Mas outra dúvida que tenho é como será o acesso a esses filmes. Produzi no início do ano uma mostra de filmes na Caixa Cultural-RJ intitulada "Retomando a questão da indústria cinematográfica Brasileira" no qual exibimos dois filmes da empresa, Carnaval Atlântida e Assim era a Atlântida. Tínhamos poucos recursos de produção, mas tivemos que pagar o preço cobrado pela companhia para duas exibições de cada filme dentro do evento: R$ 1.000,00.
A partir do momento que esse acervo pertencer ao governo, quem autorizará (e cobrará ou não) pela exibição desses filmes? E pelo uso de trechos em programas de TV ou documentários? Será a Cinemateca Brasileira? Mas o arquivo já cobra um taxa pela cessão dos materiais sob sua guarda. A partir de agora passará a receber também o que antes era cobrado pelos produtores? Ou o acesso será gratuito?
Será que teremos então uma enxurrada de mostras, festivais e sessões com filmes da Atlântida? Certamente não haverá cópias em película em bom estado para tal demanda, mas hoje em dia as pessoas parecem ter perdido o pudor de exibir qualquer filme em dvd, não importa a qualidade do som e da imagem...
Atualmente, nenhum produtor responsável ousa exibir um filme sem autorização de seu legítimo detentor dos direitos, mas se os direitos forem do governo, será que não haverá uma despreocupação em pedir autorização? Quem no governo irá fiscalizar uma exibição não autorizada?
Nós, do campo da preservação, sabemos que existe o direito sobre o material (uma cópia que você achou na rua, comprou de um colecionador, ganhou de seu avô etc) e o direito sobre a obra. Se eu tinha, digamos, uma cópia 16mm de Nem Sansão nem Dalila que comprei numa feira de antiguidades, essa cópia era minha. Porém, eu não poderia fazer nenhuma exibição pública ou uso comercial dela pois os direitos da obra não eram meus.
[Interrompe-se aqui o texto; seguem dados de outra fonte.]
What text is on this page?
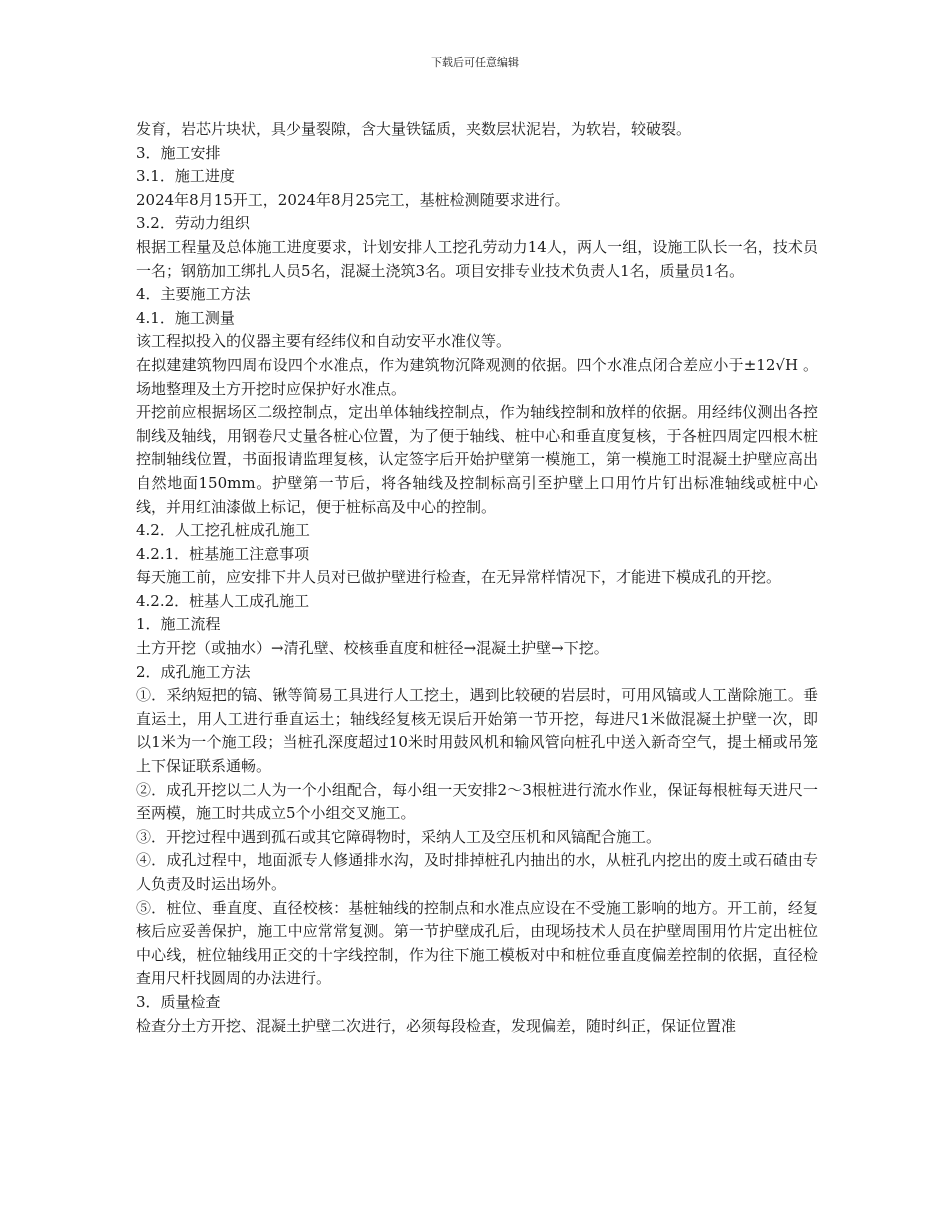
下载后可任意编辑

发育，岩芯片块状，具少量裂隙，含大量铁锰质，夹数层状泥岩，为软岩，较破裂。

3．施工安排

3.1．施工进度

2024年8月15开工，2024年8月25完工，基桩检测随要求进行。

3.2．劳动力组织

根据工程量及总体施工进度要求，计划安排人工挖孔劳动力14人，两人一组，设施工队长一名，技术员一名；钢筋加工绑扎人员5名，混凝土浇筑3名。项目安排专业技术负责人1名，质量员1名。

4．主要施工方法

4.1．施工测量

该工程拟投入的仪器主要有经纬仪和自动安平水准仪等。

在拟建建筑物四周布设四个水准点，作为建筑物沉降观测的依据。四个水准点闭合差应小于±12√H 。场地整理及土方开挖时应保护好水准点。

开挖前应根据场区二级控制点，定出单体轴线控制点，作为轴线控制和放样的依据。用经纬仪测出各控制线及轴线，用钢卷尺丈量各桩心位置，为了便于轴线、桩中心和垂直度复核，于各桩四周定四根木桩控制轴线位置，书面报请监理复核，认定签字后开始护壁第一模施工，第一模施工时混凝土护壁应高出自然地面150mm。护壁第一节后，将各轴线及控制标高引至护壁上口用竹片钉出标准轴线或桩中心线，并用红油漆做上标记，便于桩标高及中心的控制。

4.2．人工挖孔桩成孔施工

4.2.1．桩基施工注意事项

每天施工前，应安排下井人员对已做护壁进行检查，在无异常样情况下，才能进下模成孔的开挖。

4.2.2．桩基人工成孔施工

1．施工流程

土方开挖（或抽水）→清孔壁、校核垂直度和桩径→混凝土护壁→下挖。

2．成孔施工方法

①．采纳短把的镐、锹等简易工具进行人工挖土，遇到比较硬的岩层时，可用风镐或人工凿除施工。垂直运土，用人工进行垂直运土；轴线经复核无误后开始第一节开挖，每进尺1米做混凝土护壁一次，即以1米为一个施工段；当桩孔深度超过10米时用鼓风机和输风管向桩孔中送入新奇空气，提土桶或吊笼上下保证联系通畅。

②．成孔开挖以二人为一个小组配合，每小组一天安排2～3根桩进行流水作业，保证每根桩每天进尺一至两模，施工时共成立5个小组交叉施工。

③．开挖过程中遇到孤石或其它障碍物时，采纳人工及空压机和风镐配合施工。

④．成孔过程中，地面派专人修通排水沟，及时排掉桩孔内抽出的水，从桩孔内挖出的废土或石碴由专人负责及时运出场外。

⑤．桩位、垂直度、直径校核：基桩轴线的控制点和水准点应设在不受施工影响的地方。开工前，经复核后应妥善保护，施工中应常常复测。第一节护壁成孔后，由现场技术人员在护壁周围用竹片定出桩位中心线，桩位轴线用正交的十字线控制，作为往下施工模板对中和桩位垂直度偏差控制的依据，直径检查用尺杆找圆周的办法进行。

3．质量检查

检查分土方开挖、混凝土护壁二次进行，必须每段检查，发现偏差，随时纠正，保证位置准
Por outro lado, como comprei essa cópia, poderia fazer o que quisesse com ela, inclusive destruí-la, mas se o produtor quisesse usá-la, deveria pedir para mim (alugando-a ou comprando-a).
Será que os direitos dos filmes da Atlântida sendo agora do Governo -que já possuia o direito sobre diversos materiais feitos pela Cinemateca Brasileira - não vão aparecer cópias dos filmes escondidas por aí? Todos sonham em encontrar qualquer fragmento do mítico Moleque Tião, por exemplo... Eu conheci há 3 anos um senhor, muito humilde, que tinha vários filmes em sua casa em Nova Iguaçu e inclusive disse ter uma cópia de "um filme do Oscarito". As opções são várias, mas podia ser de um filme "perdido" ou cujos materiais estão em mau-estado. Vale lembrar que todos os negativos da Atlântida foram perdidos em incêndios e o que sobreviveu foram cópias, invariavelmente ruins. Para exibirmos o clássico Carnaval no fogo num curso de História do Cinema Brasileiro, o Tela Brasilis teve que comprar um dvd do colecionador Paulo Tardin. É curioso dizer que essa cópia (feita de um material 16mm dele) não tinha a clássica cena do balcão entre o Grande Otelo (Julieta) e Oscarito (Romeu), usada, sem o menor cuidado, por Carlos Manga na montagem de seu documentário "Assim era a Atlântida".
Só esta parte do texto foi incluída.